Kaum ist es wieder erlaubt, sorgt das Silvesterfeuerwerk erneut für Diskussionen in NRW. Während Umweltschützer und Polizeigewerkschaft ein Verbot, zumindest aber örtliche Beschränkungen fordern, spricht die Branche von einer Geisterdiskussion.

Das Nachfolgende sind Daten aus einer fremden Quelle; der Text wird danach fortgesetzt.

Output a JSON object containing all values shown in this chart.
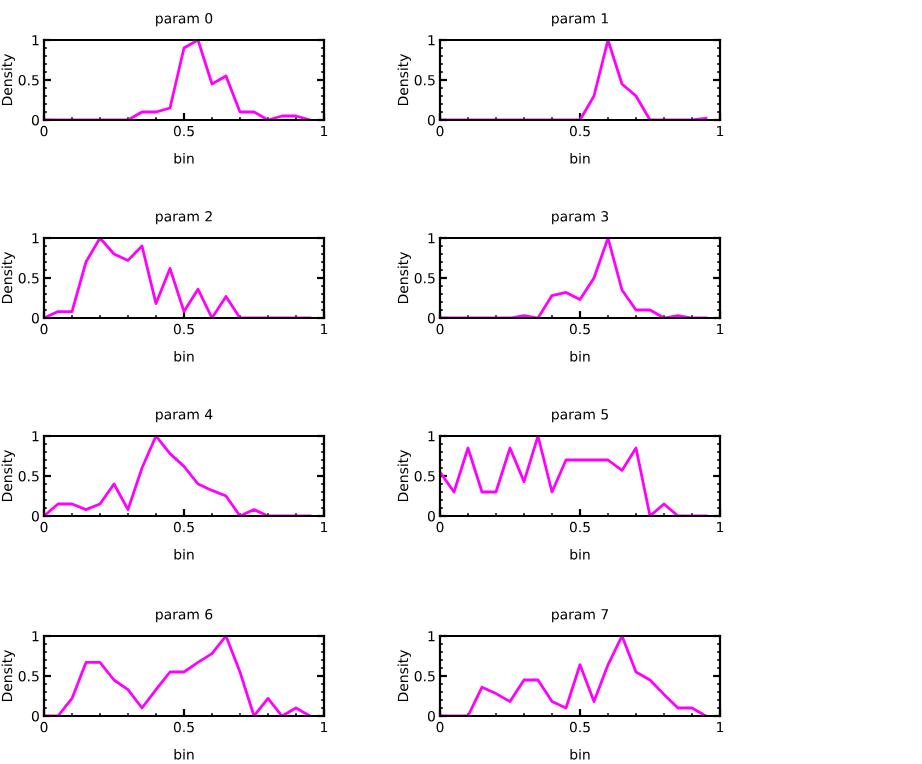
{
  "chart_data": [
    {
      "type": "line",
      "title": "param 0",
      "xlabel": "bin",
      "ylabel": "Density",
      "color": "#ff00ff",
      "xlim": [
        0,
        1
      ],
      "ylim": [
        0,
        1
      ],
      "xticks": [
        0,
        0.5,
        1
      ],
      "yticks": [
        0,
        0.5,
        1
      ],
      "grid": false,
      "x": [
        0,
        0.05,
        0.1,
        0.15,
        0.2,
        0.25,
        0.3,
        0.35,
        0.4,
        0.45,
        0.5,
        0.55,
        0.6,
        0.65,
        0.7,
        0.75,
        0.8,
        0.85,
        0.9,
        0.95
      ],
      "values": [
        0,
        0,
        0,
        0,
        0,
        0,
        0,
        0.1,
        0.1,
        0.15,
        0.9,
        1,
        0.45,
        0.55,
        0.1,
        0.1,
        0,
        0.05,
        0.05,
        0
      ]
    },
    {
      "type": "line",
      "title": "param 1",
      "xlabel": "bin",
      "ylabel": "Density",
      "color": "#ff00ff",
      "xlim": [
        0,
        1
      ],
      "ylim": [
        0,
        1
      ],
      "xticks": [
        0,
        0.5,
        1
      ],
      "yticks": [
        0,
        0.5,
        1
      ],
      "grid": false,
      "x": [
        0,
        0.05,
        0.1,
        0.15,
        0.2,
        0.25,
        0.3,
        0.35,
        0.4,
        0.45,
        0.5,
        0.55,
        0.6,
        0.65,
        0.7,
        0.75,
        0.8,
        0.85,
        0.9,
        0.95
      ],
      "values": [
        0,
        0,
        0,
        0,
        0,
        0,
        0,
        0,
        0,
        0,
        0,
        0.3,
        1,
        0.45,
        0.3,
        0,
        0,
        0,
        0,
        0.02
      ]
    },
    {
      "type": "line",
      "title": "param 2",
      "xlabel": "bin",
      "ylabel": "Density",
      "color": "#ff00ff",
      "xlim": [
        0,
        1
      ],
      "ylim": [
        0,
        1
      ],
      "xticks": [
        0,
        0.5,
        1
      ],
      "yticks": [
        0,
        0.5,
        1
      ],
      "grid": false,
      "x": [
        0,
        0.05,
        0.1,
        0.15,
        0.2,
        0.25,
        0.3,
        0.35,
        0.4,
        0.45,
        0.5,
        0.55,
        0.6,
        0.65,
        0.7,
        0.75,
        0.8,
        0.85,
        0.9,
        0.95
      ],
      "values": [
        0,
        0.08,
        0.08,
        0.7,
        1,
        0.8,
        0.72,
        0.9,
        0.18,
        0.62,
        0.08,
        0.36,
        0,
        0.27,
        0,
        0,
        0,
        0,
        0,
        0
      ]
    },
    {
      "type": "line",
      "title": "param 3",
      "xlabel": "bin",
      "ylabel": "Density",
      "color": "#ff00ff",
      "xlim": [
        0,
        1
      ],
      "ylim": [
        0,
        1
      ],
      "xticks": [
        0,
        0.5,
        1
      ],
      "yticks": [
        0,
        0.5,
        1
      ],
      "grid": false,
      "x": [
        0,
        0.05,
        0.1,
        0.15,
        0.2,
        0.25,
        0.3,
        0.35,
        0.4,
        0.45,
        0.5,
        0.55,
        0.6,
        0.65,
        0.7,
        0.75,
        0.8,
        0.85,
        0.9,
        0.95
      ],
      "values": [
        0,
        0,
        0,
        0,
        0,
        0,
        0.03,
        0,
        0.28,
        0.32,
        0.23,
        0.5,
        1,
        0.35,
        0.1,
        0.1,
        0,
        0.03,
        0,
        0
      ]
    },
    {
      "type": "line",
      "title": "param 4",
      "xlabel": "bin",
      "ylabel": "Density",
      "color": "#ff00ff",
      "xlim": [
        0,
        1
      ],
      "ylim": [
        0,
        1
      ],
      "xticks": [
        0,
        0.5,
        1
      ],
      "yticks": [
        0,
        0.5,
        1
      ],
      "grid": false,
      "x": [
        0,
        0.05,
        0.1,
        0.15,
        0.2,
        0.25,
        0.3,
        0.35,
        0.4,
        0.45,
        0.5,
        0.55,
        0.6,
        0.65,
        0.7,
        0.75,
        0.8,
        0.85,
        0.9,
        0.95
      ],
      "values": [
        0,
        0.15,
        0.15,
        0.08,
        0.15,
        0.4,
        0.08,
        0.6,
        1,
        0.78,
        0.62,
        0.4,
        0.32,
        0.25,
        0,
        0.08,
        0,
        0,
        0,
        0
      ]
    },
    {
      "type": "line",
      "title": "param 5",
      "xlabel": "bin",
      "ylabel": "Density",
      "color": "#ff00ff",
      "xlim": [
        0,
        1
      ],
      "ylim": [
        0,
        1
      ],
      "xticks": [
        0,
        0.5,
        1
      ],
      "yticks": [
        0,
        0.5,
        1
      ],
      "grid": false,
      "x": [
        0,
        0.05,
        0.1,
        0.15,
        0.2,
        0.25,
        0.3,
        0.35,
        0.4,
        0.45,
        0.5,
        0.55,
        0.6,
        0.65,
        0.7,
        0.75,
        0.8,
        0.85,
        0.9,
        0.95
      ],
      "values": [
        0.55,
        0.3,
        0.85,
        0.3,
        0.3,
        0.85,
        0.43,
        1,
        0.3,
        0.7,
        0.7,
        0.7,
        0.7,
        0.57,
        0.85,
        0,
        0.15,
        0,
        0,
        0
      ]
    },
    {
      "type": "line",
      "title": "param 6",
      "xlabel": "bin",
      "ylabel": "Density",
      "color": "#ff00ff",
      "xlim": [
        0,
        1
      ],
      "ylim": [
        0,
        1
      ],
      "xticks": [
        0,
        0.5,
        1
      ],
      "yticks": [
        0,
        0.5,
        1
      ],
      "grid": false,
      "x": [
        0,
        0.05,
        0.1,
        0.15,
        0.2,
        0.25,
        0.3,
        0.35,
        0.4,
        0.45,
        0.5,
        0.55,
        0.6,
        0.65,
        0.7,
        0.75,
        0.8,
        0.85,
        0.9,
        0.95
      ],
      "values": [
        0,
        0,
        0.22,
        0.67,
        0.67,
        0.45,
        0.33,
        0.1,
        0.33,
        0.55,
        0.55,
        0.67,
        0.78,
        1,
        0.55,
        0,
        0.22,
        0,
        0.1,
        0
      ]
    },
    {
      "type": "line",
      "title": "param 7",
      "xlabel": "bin",
      "ylabel": "Density",
      "color": "#ff00ff",
      "xlim": [
        0,
        1
      ],
      "ylim": [
        0,
        1
      ],
      "xticks": [
        0,
        0.5,
        1
      ],
      "yticks": [
        0,
        0.5,
        1
      ],
      "grid": false,
      "x": [
        0,
        0.05,
        0.1,
        0.15,
        0.2,
        0.25,
        0.3,
        0.35,
        0.4,
        0.45,
        0.5,
        0.55,
        0.6,
        0.65,
        0.7,
        0.75,
        0.8,
        0.85,
        0.9,
        0.95
      ],
      "values": [
        0,
        0,
        0,
        0.36,
        0.28,
        0.18,
        0.45,
        0.45,
        0.18,
        0.1,
        0.64,
        0.18,
        0.64,
        1,
        0.55,
        0.45,
        0.27,
        0.1,
        0.1,
        0
      ]
    }
  ]
}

„Die Hexenverbrennung fand man ja auch mal gut, und die war auch eine Tradition“, sagte Jürgen Resch, Bundesgeschäftsführer der Umwelthilfe, im WDR zum Hinweis, dass das Böllern eine Tradition sei: Zudem: Es gebe ja bereits Städte, die mit Laser- und Drohnenshows zeigten, dass man keine Böllerei brauche, um ein stimmungsvolles Silvester hinzubekommen.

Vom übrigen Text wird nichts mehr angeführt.